Archive for Yale University

a journal of the plague year [soon to turn one…]

Posted in Books, Kids, Mountains, pictures, Travel with tags , , , , , , , , , , , , , , , , , , , , , , , on March 6, 2021 by xi'an

Read in a few Sunday hours Living proof by John Harvey, a 1995 novel that I had found in the book exchange section of our library. A very easy read but rather enjoyable with several stories within stories and books within books. The resolution of the main murder mystery was disappointing but I enjoyed the inclusion of real artists like Ian Rankin and Mark Timlin. With a pastiche of P.D. James. And plenty of jazz references. Plus two characters meeting while studying at Warwick. And some shared glimpses of Nottingham like the statue of Robin Hood and the troglodyte Ye Olde Trip to Jerusalem. where I was once  invited for a pint… The story takes place during and around Nottingham’s Shots in the Dark festival. I hence grabbed another volume in the library in prevision of another lazy afternoon!

Baked rather decent chapattis for a take-home Bengali dinner but ruined the pan and started the fire alarm! Also tried to bake tortillas but mixed up the proportions of flour and water, ending up with a type of galette or injera instead (which worked as a container for the fajitas!).

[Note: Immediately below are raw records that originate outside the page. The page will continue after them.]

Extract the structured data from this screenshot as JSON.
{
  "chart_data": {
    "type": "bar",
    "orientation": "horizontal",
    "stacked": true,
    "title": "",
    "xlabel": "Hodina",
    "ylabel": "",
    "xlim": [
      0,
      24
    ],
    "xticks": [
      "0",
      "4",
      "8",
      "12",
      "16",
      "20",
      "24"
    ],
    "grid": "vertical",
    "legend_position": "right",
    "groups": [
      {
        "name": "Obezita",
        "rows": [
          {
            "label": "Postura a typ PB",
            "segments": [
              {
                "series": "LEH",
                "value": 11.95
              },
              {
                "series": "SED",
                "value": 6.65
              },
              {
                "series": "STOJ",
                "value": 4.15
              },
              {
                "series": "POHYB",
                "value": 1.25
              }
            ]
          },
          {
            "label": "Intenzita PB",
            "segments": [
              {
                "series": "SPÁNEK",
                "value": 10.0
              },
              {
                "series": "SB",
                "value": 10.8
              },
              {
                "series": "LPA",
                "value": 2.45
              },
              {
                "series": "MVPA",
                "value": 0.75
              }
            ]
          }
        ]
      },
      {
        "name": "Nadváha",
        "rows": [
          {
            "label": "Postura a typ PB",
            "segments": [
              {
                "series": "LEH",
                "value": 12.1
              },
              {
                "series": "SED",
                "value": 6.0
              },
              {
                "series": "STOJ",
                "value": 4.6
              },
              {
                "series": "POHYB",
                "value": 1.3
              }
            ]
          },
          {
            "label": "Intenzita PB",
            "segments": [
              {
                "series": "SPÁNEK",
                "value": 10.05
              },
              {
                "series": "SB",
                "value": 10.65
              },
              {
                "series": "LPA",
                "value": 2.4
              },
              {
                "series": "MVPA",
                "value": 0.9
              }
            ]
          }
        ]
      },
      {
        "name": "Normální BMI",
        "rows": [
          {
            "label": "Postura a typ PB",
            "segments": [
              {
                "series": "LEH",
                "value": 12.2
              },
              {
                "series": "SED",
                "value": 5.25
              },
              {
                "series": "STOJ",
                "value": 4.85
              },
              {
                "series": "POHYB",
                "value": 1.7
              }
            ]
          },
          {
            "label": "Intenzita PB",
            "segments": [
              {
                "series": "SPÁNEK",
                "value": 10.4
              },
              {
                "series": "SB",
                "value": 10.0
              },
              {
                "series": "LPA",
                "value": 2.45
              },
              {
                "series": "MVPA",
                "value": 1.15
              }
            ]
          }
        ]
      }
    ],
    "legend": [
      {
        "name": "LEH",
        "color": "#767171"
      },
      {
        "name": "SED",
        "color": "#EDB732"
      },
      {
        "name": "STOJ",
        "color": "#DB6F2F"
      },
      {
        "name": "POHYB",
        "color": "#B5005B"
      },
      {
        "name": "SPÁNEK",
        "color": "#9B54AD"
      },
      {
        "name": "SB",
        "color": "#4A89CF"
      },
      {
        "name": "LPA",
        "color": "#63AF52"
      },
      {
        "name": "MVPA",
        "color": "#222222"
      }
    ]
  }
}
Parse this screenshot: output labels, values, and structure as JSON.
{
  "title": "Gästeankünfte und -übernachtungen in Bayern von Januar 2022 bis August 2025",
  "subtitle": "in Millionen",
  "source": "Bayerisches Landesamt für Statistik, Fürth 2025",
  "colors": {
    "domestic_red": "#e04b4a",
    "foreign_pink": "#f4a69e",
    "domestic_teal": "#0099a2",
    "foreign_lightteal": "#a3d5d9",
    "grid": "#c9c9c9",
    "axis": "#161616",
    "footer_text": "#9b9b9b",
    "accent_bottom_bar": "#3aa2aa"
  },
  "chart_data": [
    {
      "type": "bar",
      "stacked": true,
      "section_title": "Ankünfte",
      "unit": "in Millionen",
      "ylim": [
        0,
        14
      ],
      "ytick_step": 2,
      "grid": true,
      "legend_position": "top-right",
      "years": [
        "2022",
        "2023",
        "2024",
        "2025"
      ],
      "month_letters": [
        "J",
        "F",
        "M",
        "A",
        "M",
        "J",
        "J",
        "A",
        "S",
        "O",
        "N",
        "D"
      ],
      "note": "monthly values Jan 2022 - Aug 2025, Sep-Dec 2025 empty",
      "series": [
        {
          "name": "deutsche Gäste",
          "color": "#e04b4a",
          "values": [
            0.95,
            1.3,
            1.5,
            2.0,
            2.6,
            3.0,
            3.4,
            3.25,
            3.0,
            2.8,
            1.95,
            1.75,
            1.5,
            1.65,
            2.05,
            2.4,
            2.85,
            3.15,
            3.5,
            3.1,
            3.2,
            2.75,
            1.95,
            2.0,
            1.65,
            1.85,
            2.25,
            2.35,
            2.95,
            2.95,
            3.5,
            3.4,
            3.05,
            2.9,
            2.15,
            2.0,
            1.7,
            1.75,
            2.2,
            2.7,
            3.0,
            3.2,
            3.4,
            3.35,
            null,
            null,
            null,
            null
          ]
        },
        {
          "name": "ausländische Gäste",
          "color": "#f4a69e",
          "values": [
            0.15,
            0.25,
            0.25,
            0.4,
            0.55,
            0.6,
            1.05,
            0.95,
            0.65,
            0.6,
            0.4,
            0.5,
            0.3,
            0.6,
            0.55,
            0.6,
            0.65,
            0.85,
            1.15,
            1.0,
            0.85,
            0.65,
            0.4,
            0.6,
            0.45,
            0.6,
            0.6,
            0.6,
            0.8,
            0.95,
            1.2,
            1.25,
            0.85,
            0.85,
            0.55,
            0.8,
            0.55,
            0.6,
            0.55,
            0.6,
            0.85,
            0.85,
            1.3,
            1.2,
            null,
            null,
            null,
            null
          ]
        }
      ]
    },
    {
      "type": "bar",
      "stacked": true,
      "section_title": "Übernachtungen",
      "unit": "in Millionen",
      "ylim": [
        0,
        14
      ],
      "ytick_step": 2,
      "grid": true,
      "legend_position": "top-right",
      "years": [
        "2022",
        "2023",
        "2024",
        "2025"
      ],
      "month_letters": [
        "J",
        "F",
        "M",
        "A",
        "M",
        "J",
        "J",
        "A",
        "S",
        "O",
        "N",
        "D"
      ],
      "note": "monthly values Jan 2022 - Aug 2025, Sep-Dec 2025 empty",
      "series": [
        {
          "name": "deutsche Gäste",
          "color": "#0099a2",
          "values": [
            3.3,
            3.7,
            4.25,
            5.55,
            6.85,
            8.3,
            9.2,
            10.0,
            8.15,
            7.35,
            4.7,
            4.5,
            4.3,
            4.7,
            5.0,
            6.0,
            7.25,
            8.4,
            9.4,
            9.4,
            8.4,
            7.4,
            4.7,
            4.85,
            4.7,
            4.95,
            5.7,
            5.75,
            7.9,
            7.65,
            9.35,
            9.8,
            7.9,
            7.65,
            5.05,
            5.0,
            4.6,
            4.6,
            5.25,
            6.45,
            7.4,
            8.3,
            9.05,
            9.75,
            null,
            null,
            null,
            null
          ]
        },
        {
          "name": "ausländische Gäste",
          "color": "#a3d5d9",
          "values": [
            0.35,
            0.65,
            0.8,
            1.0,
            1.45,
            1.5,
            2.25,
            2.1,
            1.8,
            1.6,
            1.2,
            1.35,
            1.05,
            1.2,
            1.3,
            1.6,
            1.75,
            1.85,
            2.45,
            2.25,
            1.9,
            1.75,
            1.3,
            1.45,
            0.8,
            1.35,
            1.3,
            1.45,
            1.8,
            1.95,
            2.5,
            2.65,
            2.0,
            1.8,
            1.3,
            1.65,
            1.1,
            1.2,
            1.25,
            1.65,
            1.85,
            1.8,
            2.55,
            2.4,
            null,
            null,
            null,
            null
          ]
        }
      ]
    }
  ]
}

Eventually watched the last two episodes of the Queen’s Gambit, but found them somewhat disappointing, between the main characters’ attitude that did not feel in tune with the 1960’s, the French femme fatale who cannot pronounce Jardins du Luxembourg, and the somewhat rosy tale of two orphans achieving financial freedom and professional success before their majority. Also watched the Korean Space Sweepers after an exhausting day, with a very shallow plot and a complete disregard for physics.

Read the duology of Six of Crows and Crooked Kingdom, by Leigh Bardugo, set in the same universe as the Grisha novels. Which I had read five years ago and somewhat forgotten than these novels were written as young adult books, with a resulting shallow plot, so full of sudden changes of fortune that any worry for the (caricaturesque) characters vanishes (till the one point when one should have) in a definitive suspension of suspense. (The Guardian reviewed Six of Crows in the Children’s book review section, which feels rather inappropriate given the degree of abuse the teens in the novels are submitted to, with two girls surviving sexual enslavement in the local brothels.) Just like the Grisha novels were set in a postcard version of Russia, these novels are taking place in a similarly thin (pannenkoek) version of Amsterdam (with waffles as the only culinary delicacy!). I do realise these series have a huge fan base, to the point of leading to an incoming Netflix series. But I found the more elaborate Ninth House much more enjoyable… (In tune with this series of reviews, the second book includes a plague episode with a modicum of realism, at least in its early stages.)

the ninth house

Posted in Books, Kids, University life with tags , , , , , , , , , , , , on March 6, 2020 by xi'an

“Monsters often operate metaphorically in fantasy. We can banish those literal monsters, but to banish the figurative monster at the same time does a tremendous disservice to readers, because trauma doesn’t finish with the last page of a book,. And for those of us who live with any kind of trauma in our past, the idea of purging it in some kind of magical way is offensive.” L. Bardugo, Bustle, Oct 9, 2019

As I had rather enjoyed the style of her YA Grisha series (despite a superficial scenario and equally superficial Russification of the fantasy universe there), I followed another Amazon link to Leigh Bardugo’s first “adult” novel. (Which denomination means not purposedly “young adult”!) The Ninth House. After a highly laudatory New York Times book review.

The story is rather unsurprising at one level, namely a college town (Yale, New Haven), “secret” societies (nine of them), some happy (?) few having access to magical powers, a parallel world, ghosts and demons, a freshwoman coming from a highly traumatic past and an unprivileged background, brushing with much more privileged classmates and catching up amazingly well in English literature and languages (but staying away from STEM, why is that?!), not so much an anti-hero as the author would us like to believe but who single-handedly solves a murder (or a few) and exposes some of the murderers for her own sense of justice. With a pending sequel to seek a missing paladin and mentor. With an elaborate enough style and enough twists and surprises in the plot to keep the reader hooked, especially readers with a past or a present in said college town. Or another Ivy League town.

However, there is more depth to the book than a mere exploitation of successful tropes, in that the main character is building meaning all along the book, with her supernatural abilities more curse than blessing and a massive past trauma that cannot heal and threatens to define her. Which makes the above statement from the author quite powerful. I thus found the book equally powerful, despite not being a big fan of ghost and horror stories, to the point of looking for the next installment, whenever ready.